Araştırmacılar, satın alma aşamasında dorsal dikkat ağının en aktif olduğunu buldu. Sırttaki dikkat ağı, dikkat gerektiren bilgilerin işlenmesiyle bağlantılıdır. Uygulama aşamasında, katılımcılar kuralı zaten biliyorlarsa ve sadece uygularken, DMN daha aktif oluyordu.
Araştırmacılar ayrıca başvuru aşamasında, DMN’deki aktivite ile hipokampus gibi hafızada yer alan beynin alanları arasındaki ilişkinin ne kadar güçlü olduğunu, katılımcıların göreve daha hızlı cevap verebildiğini gözlemledi. Bu bulgu, uygulama aşamasında, beynin belleğe daldığını ve göreve bellekten bir kural kullanarak yanıt verdiğini göstermektedir.
Görünüşe göre, DMN’nin beyindeki farklı bağlantıları vardır ve beyinde proaktif bir çerçeve kurulmasına yardımcı olur. Belirlenmiş bağlamlarda ve uyanık dinlenme durumlarında veya rutin zamanlarda, DMN hafızaya dayalı tahminler yapar ve böylece otopilot üzerinde çalışmamızı sağlar. Bununla birlikte, DMN geleceği güvenilir bir şekilde tahmin edemediğinde, otomatik pilot “manuel” moda geçer ve dikkat gerektiren bilgileri işleyen beynimizin bölümlerine geçer.
Araştırmacılara göre, DMN tarafından oluşturulan bu çerçeve “yalnızca DMN’nin istikrarlı“ dinlenme ”koşullarında devam eden faaliyetlerini değil, aynı zamanda sosyal etkileşimlere (örneğin, zihin teorisi, sezgi ve klişeleştirme), bilinçli bir benlik duygusu, yaratıcılık ve çevremizdeki dünyayı tahmin etmek için öğrenilen bilgilerin istikrarlı bir şekilde kullanılmasını gerektiren çeşitli bilişsel alanlar. ”
etkileri
DMN’nin rolü gibi, Vatansever tarafından yapılan DMN araştırmalarının sonuçları da geniştir ve travmatik beyin hasarı gibi koşulları daha iyi anlamamıza yardımcı olabilir.
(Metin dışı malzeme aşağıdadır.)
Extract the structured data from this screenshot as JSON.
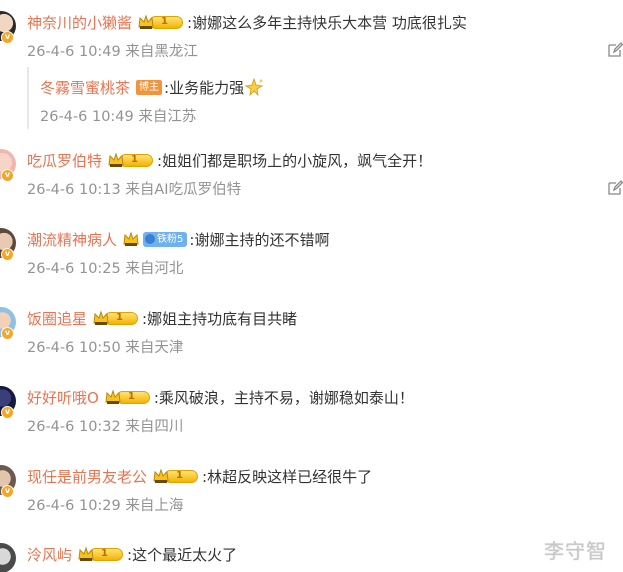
{
  "comments": [
    {
      "user": "神奈川的小獭酱",
      "level": "1",
      "text": ":谢娜这么多年主持快乐大本营 功底很扎实",
      "time": "26-4-6 10:49",
      "location": "来自黑龙江",
      "reply": {
        "user": "冬霧雪蜜桃茶",
        "badge": "博主",
        "text": ":业务能力强",
        "time": "26-4-6 10:49",
        "location": "来自江苏"
      }
    },
    {
      "user": "吃瓜罗伯特",
      "level": "1",
      "text": ":姐姐们都是职场上的小旋风，飒气全开！",
      "time": "26-4-6 10:13",
      "location": "来自AI吃瓜罗伯特"
    },
    {
      "user": "潮流精神病人",
      "fan_badge": "铁粉5",
      "text": ":谢娜主持的还不错啊",
      "time": "26-4-6 10:25",
      "location": "来自河北"
    },
    {
      "user": "饭圈追星",
      "level": "1",
      "text": ":娜姐主持功底有目共睹",
      "time": "26-4-6 10:50",
      "location": "来自天津"
    },
    {
      "user": "好好听哦O",
      "level": "1",
      "text": ":乘风破浪，主持不易，谢娜稳如泰山！",
      "time": "26-4-6 10:32",
      "location": "来自四川"
    },
    {
      "user": "现任是前男友老公",
      "level": "1",
      "text": ":林超反映这样已经很牛了",
      "time": "26-4-6 10:29",
      "location": "来自上海"
    },
    {
      "user": "泠风屿",
      "level": "1",
      "text": ":这个最近太火了"
    }
  ],
  "watermark": "李守智",
  "colors": {
    "username": "#eb7350",
    "meta": "#939393",
    "text": "#333333"
  },
  "icons": {
    "edit": "edit-icon",
    "verified": "v-badge-icon",
    "crown": "crown-icon",
    "sticker": "sparkle-sticker-icon"
  }
}
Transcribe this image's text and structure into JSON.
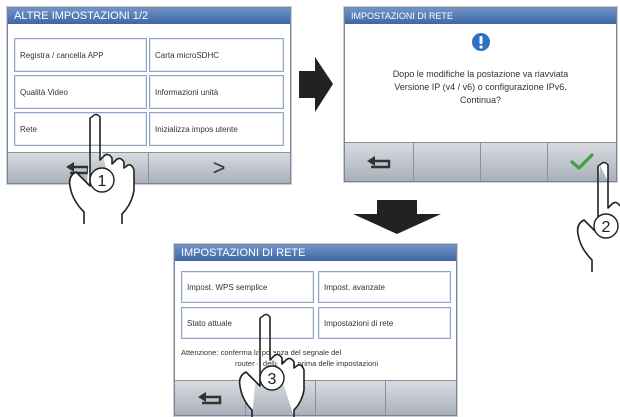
{
  "screen1": {
    "title": "ALTRE IMPOSTAZIONI 1/2",
    "buttons": [
      "Registra / cancella APP",
      "Carta microSDHC",
      "Qualità Video",
      "Informazioni unità",
      "Rete",
      "Inizializza impos utente"
    ],
    "nav": {
      "back_icon": "back-arrow-icon",
      "next_symbol": ">"
    }
  },
  "screen2": {
    "title": "IMPOSTAZIONI DI RETE",
    "alert_icon": "exclamation-icon",
    "message": [
      "Dopo le modifiche la postazione va riavviata",
      "Versione IP (v4 / v6) o configurazione IPv6.",
      "Continua?"
    ],
    "nav": {
      "back_icon": "back-arrow-icon",
      "confirm_icon": "check-icon"
    }
  },
  "screen3": {
    "title": "IMPOSTAZIONI DI RETE",
    "buttons": [
      "Impost. WPS semplice",
      "Impost. avanzate",
      "Stato attuale",
      "Impostazioni di rete"
    ],
    "warning": [
      "Attenzione: conferma la potenza del segnale del",
      "router e della BTB prima delle impostazioni"
    ],
    "nav": {
      "back_icon": "back-arrow-icon"
    }
  },
  "steps": [
    "1",
    "2",
    "3"
  ],
  "colors": {
    "titlebar": "#4a72b0",
    "button_border": "#8fa5c3",
    "check": "#3aa63a",
    "alert": "#2f6fc4",
    "arrow": "#222222"
  }
}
Travmatik beyin yaralanmasında hafıza ve dürtüsellik problemleri sosyal yeniden bütünleşmeyi zorlaştırıyor. Ayrıca, bu bulgular bağımlılık, depresyon ve obsesif-kompulsif bozukluk dahil diğer akıl hastalık türlerini daha iyi anlamamıza yardımcı olabilir. Son olarak, bu araştırma anestezik ilaçların beyindeki mekanizmalarının aydınlatılmasına yardımcı olabilir.
Alt çizgi
Yaklaşık 20 yıl önce keşfedilmesinden bu yana, DMN bilimsel araştırmacılara bir nimet olmuş ve beyin işlevi hakkında düşünme biçimimizi yeniden şekillendirmeye yardımcı olmuştur. Her geçen yıl, bilinçte ayrılmaz bir rol oynayan bu çok yönlü ağ hakkında daha fazla şey öğreniyoruz. Bellek tabanlı otopilottaki rolünü açıklayan araştırmalar, DMN’nin yalnızca arka plan gürültüsü olmadığını ve bilgi için önemli bir kanal olduğunu güçlendirerek DMN hakkındaki anlayışımızı bir adım daha ileri götürüyor.
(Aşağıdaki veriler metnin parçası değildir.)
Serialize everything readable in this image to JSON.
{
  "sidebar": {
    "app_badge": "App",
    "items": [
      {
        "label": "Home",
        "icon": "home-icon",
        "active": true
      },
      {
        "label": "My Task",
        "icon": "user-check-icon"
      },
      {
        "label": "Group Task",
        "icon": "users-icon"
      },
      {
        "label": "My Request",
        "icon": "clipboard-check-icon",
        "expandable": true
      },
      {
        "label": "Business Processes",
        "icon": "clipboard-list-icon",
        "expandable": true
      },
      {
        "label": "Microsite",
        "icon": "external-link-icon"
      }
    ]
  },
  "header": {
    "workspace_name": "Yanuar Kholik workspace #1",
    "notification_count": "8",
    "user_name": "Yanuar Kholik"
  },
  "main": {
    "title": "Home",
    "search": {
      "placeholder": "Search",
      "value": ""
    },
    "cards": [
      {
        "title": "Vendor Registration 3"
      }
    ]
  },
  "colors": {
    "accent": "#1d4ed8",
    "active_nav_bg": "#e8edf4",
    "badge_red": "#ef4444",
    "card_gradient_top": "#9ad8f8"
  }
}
Son bir notta, DMN’nin daha iyi anlaşılması, insan olmanın içsel deneyimine ışık tutmaya yardımcı oldu. Bu açıklamayı Callard ve Margulies tarafından “Varsayılan mod ağı hakkında konuştuğumuzda ne hakkında konuştuğumuz” başlıklı bir makaleden ele alın:
DMN, şimdiye kadar bilişsel sinirbilim çevreleri içerisindeki marjinal alanların ve yöntemlerin getirilmesinde oldukça verimli olmuştur ve bu tür saldırılar yoluyla, yeni kavramsal ve yöntemsel sorgulama hatları ortaya çıkarmıştır. Önceden bilişsel psikolojinin bakış açısının ötesinde sayılan zihin dolaşımı gibi konular, hararetli araştırma alanları olarak ortaya çıkmıştır. Nöropsikanalitik araştırmacılar DMN’yi, psişik enerji, benliğin psikodinamik kavramları ve nesneler ve fanteziyle ilişkili psikodinamik kavramları ile ilgili formülasyonları geliştirmek için zengin bir kavram olarak buldular.